To a people suffering in exile, wondering if or how restoration will ever come, God speaks power and healing and mighty love.


Have you not known? Have you not heard?


In your despair, remember that God is the one who created the world and is still creating! Who makes God’s home with us, like a person setting up camp. The power of earthly rulers, all the forces of evil are nothing compared to the one who made us all, and who is still making sure that no one is missing.


To a people enduring great suffering, the prophet asks, Why do you wonder whether God cares for you?


There may be exile.

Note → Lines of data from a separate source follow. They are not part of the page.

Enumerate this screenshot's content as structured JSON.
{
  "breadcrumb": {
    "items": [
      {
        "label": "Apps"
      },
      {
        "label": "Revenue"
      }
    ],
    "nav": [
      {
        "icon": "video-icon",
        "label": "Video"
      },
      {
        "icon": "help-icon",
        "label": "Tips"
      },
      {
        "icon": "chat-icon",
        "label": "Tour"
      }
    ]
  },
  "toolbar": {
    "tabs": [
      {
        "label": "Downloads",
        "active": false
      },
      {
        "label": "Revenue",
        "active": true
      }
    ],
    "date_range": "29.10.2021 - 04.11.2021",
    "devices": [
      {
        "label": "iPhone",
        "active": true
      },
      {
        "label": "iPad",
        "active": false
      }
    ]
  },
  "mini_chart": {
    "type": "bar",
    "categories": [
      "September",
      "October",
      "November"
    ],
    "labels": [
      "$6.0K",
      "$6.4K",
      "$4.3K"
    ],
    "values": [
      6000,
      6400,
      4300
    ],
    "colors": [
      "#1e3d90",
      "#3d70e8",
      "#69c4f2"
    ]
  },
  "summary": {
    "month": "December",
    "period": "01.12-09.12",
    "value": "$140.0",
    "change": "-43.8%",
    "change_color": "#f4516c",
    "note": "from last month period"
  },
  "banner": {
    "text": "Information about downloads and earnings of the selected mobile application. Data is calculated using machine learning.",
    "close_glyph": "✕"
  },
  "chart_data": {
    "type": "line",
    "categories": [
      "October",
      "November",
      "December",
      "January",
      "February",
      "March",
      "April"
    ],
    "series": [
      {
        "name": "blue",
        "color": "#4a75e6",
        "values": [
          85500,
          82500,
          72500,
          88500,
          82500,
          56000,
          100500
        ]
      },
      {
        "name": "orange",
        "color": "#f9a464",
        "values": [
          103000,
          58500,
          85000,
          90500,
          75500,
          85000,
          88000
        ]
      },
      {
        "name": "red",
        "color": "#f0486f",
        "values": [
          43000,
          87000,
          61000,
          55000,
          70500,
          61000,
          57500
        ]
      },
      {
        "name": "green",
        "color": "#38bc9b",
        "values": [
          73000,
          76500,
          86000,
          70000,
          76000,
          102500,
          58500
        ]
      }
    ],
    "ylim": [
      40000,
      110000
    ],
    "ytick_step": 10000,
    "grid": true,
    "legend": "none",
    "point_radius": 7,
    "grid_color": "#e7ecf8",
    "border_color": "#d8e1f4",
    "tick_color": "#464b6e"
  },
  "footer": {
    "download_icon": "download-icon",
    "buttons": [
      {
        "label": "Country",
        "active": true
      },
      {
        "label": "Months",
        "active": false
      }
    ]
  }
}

There may be pandemic. There may be suffering, or fear, or death. And yet—


Have you not known? Have you not heard?

The Lord is the everlasting God,

the Creator of the ends of the earth.

Who does not faint or grow weary;

whose understanding is unsearchable.

Who gives power to the faint,

and strengthens the powerless.

Even youths will faint and be weary,

and the young will fall exhausted;

but those who wait for the Lord shall renew their strength,

they shall mount up with wings like eagles,

they shall run and not be weary,

they shall walk and not faint.


May it be so for you this day and always. Amen.